Until then, Happy St. Patrick’s Day!



  1. What a wonderful trip, and while I'm sorry about your heart surgery, I'm so thankful that your problem was diagnosed in time! Happy St Patty's Day to you!

    1. Thanks, Patricia, the entire trip was hampered by my lack of stamina - and I would never have noticed it, since I didn't do that much walking back home. Now I walk every day, treadmill or outside, thanks to my Irish blessing.

  2. What a great story about a great trip. So glad the rain didn't dampen (pun intended) your spirit. Now, we know why Ireland is so green! Thank goodness for your Irish guardian angels. We want you around for a long time to come.

    1. Diane, the trip was filled with so many magical moments, I didn't care about the rain. (Well, maybe a little) I guess my guardian angels couldn't control the weather.

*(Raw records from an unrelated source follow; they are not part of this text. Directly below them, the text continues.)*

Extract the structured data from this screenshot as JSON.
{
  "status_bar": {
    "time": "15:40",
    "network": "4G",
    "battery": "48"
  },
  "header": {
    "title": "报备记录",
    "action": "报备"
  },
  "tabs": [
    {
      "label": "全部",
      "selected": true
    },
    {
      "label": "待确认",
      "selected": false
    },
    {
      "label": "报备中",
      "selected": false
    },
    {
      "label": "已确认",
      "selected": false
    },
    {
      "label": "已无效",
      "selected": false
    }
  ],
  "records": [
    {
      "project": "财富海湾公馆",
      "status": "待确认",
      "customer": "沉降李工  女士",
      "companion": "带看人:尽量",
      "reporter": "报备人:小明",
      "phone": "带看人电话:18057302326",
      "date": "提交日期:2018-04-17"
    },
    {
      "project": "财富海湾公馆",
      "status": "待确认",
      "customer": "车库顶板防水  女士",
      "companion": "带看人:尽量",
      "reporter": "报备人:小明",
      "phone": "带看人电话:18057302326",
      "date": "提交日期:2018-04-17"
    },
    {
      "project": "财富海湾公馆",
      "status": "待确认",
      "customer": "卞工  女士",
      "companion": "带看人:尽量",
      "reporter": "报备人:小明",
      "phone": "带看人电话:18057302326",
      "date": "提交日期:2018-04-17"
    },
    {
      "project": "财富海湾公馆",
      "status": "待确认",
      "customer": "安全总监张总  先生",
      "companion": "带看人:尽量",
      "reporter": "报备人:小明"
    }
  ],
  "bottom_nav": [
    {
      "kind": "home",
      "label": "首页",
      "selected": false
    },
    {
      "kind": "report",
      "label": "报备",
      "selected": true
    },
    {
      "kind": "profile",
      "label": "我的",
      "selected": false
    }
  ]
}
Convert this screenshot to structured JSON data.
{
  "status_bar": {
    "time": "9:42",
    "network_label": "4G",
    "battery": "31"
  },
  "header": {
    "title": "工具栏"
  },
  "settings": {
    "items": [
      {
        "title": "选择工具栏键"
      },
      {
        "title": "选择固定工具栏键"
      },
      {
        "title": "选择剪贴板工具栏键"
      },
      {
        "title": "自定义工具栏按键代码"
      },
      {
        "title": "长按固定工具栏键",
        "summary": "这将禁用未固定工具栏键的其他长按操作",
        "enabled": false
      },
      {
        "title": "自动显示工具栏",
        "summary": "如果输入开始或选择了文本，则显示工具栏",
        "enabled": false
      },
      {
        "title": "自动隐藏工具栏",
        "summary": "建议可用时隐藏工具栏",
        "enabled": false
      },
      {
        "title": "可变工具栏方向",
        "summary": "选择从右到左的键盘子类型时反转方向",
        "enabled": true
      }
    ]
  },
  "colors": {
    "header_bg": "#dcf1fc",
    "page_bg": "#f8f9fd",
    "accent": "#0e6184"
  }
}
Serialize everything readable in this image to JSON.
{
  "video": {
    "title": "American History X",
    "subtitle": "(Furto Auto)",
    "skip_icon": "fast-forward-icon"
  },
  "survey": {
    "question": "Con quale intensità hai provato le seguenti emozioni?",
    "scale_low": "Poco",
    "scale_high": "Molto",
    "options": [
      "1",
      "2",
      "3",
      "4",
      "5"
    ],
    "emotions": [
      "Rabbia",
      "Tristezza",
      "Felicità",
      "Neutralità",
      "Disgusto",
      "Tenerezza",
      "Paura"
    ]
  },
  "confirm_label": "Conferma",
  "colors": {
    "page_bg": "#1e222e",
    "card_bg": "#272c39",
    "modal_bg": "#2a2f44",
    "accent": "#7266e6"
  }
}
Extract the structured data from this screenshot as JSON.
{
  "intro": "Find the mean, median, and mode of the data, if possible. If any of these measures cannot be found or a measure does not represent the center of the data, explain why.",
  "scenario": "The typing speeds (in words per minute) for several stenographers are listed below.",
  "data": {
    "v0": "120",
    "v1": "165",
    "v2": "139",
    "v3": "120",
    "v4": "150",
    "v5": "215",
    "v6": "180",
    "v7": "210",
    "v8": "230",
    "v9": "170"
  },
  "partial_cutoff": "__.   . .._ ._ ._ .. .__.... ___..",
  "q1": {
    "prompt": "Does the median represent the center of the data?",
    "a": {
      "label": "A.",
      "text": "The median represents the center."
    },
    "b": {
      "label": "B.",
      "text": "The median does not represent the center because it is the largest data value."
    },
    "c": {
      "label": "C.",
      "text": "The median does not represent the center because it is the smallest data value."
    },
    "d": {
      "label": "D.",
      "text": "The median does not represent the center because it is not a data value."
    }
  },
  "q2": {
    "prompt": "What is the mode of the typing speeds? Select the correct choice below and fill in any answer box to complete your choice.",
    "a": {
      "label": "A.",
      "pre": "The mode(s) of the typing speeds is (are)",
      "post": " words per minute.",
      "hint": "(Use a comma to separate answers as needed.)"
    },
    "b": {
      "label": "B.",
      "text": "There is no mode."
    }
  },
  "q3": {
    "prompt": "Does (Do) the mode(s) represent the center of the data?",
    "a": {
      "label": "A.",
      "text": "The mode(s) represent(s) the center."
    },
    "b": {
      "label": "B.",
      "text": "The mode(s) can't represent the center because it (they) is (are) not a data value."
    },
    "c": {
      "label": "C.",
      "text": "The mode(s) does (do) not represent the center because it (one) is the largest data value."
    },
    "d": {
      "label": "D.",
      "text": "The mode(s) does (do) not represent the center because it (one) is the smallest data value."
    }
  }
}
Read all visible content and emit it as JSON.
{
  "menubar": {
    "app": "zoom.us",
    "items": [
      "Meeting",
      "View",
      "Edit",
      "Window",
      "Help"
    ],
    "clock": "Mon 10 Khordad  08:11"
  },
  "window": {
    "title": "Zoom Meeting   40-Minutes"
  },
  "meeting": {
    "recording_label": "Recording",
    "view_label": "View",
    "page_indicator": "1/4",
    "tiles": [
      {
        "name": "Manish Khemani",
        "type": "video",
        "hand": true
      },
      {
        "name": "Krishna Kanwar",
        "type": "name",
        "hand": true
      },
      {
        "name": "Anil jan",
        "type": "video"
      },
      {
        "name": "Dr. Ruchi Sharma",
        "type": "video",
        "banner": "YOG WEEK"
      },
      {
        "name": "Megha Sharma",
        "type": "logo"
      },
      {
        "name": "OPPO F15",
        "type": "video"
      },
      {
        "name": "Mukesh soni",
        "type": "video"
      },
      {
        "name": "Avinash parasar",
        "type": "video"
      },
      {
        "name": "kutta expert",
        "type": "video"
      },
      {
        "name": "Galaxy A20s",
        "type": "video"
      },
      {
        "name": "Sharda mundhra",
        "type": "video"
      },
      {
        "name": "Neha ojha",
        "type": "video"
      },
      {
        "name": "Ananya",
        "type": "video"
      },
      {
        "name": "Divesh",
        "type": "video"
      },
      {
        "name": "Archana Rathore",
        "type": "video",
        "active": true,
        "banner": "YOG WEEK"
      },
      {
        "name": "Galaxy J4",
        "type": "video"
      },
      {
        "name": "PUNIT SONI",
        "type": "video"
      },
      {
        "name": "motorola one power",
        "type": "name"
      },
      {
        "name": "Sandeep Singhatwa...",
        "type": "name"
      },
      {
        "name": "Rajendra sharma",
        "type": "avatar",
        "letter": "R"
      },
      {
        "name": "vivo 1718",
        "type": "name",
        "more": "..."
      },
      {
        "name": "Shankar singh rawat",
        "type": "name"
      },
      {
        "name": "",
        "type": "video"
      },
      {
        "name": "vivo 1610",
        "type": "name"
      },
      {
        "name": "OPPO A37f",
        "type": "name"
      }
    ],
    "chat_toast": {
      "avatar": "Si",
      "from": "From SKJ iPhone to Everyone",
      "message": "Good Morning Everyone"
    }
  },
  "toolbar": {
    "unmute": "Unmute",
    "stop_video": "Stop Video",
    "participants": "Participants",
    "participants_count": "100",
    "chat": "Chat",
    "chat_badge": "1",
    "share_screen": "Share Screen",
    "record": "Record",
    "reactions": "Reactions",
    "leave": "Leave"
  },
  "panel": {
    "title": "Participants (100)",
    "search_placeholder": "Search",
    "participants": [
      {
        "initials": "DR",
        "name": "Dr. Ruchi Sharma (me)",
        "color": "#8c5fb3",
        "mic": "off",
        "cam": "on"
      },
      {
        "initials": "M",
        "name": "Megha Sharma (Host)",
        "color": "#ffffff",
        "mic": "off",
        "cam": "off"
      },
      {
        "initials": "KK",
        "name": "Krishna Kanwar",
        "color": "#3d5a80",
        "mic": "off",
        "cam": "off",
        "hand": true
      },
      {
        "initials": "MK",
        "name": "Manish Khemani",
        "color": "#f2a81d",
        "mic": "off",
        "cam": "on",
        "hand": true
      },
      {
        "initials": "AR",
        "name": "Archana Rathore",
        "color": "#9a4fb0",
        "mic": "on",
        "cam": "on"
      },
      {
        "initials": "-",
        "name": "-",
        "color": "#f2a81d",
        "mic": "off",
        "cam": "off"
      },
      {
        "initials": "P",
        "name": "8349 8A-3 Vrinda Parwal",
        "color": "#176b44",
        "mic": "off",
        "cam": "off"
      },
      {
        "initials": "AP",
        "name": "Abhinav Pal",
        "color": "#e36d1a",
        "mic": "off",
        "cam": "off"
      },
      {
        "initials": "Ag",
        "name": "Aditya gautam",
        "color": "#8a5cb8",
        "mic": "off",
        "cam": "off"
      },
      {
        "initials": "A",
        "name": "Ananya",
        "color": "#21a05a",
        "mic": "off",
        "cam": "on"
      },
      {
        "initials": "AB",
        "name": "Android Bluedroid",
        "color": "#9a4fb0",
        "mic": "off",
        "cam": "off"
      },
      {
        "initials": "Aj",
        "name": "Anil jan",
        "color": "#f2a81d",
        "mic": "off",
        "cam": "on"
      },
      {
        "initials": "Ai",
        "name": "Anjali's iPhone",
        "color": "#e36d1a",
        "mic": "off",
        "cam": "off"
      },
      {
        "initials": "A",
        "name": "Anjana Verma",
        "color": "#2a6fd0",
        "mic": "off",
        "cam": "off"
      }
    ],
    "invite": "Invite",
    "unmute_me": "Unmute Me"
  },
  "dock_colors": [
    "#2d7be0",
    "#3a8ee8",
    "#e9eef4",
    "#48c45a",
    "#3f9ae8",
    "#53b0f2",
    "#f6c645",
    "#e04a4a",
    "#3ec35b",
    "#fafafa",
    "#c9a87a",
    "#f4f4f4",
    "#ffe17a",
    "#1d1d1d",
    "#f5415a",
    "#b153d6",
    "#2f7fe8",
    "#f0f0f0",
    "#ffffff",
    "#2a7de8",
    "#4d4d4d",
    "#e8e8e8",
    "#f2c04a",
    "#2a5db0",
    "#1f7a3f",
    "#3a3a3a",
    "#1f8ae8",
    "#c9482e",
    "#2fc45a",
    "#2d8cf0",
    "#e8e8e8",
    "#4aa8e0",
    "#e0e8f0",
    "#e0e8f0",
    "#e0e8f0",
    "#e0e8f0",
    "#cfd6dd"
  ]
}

  3. Happy St. Patrick's Day, Loralee! The pic's are beautiful! Ireland is on my bucket list :) What a magical place to visit. I'm so happy you got to go and experience such a lovely place.

    1. Thanks, Jennifer. Ireland truly is a magical place. I hope you get a chance to visit there someday. You'll love it.

  4. May the Irish hills caress you, may her lakes and rivers bless you, may the luck of the Irish enfold you, may the blessing of Saint Patrick behold you!
    Great blog, Tex! I want to go with you next time!

    1. Patrish, I'd love to make the trip with you. Thanks for the blessing. Made me teary-eyed. Anything Irish does that to me. Bless you right back.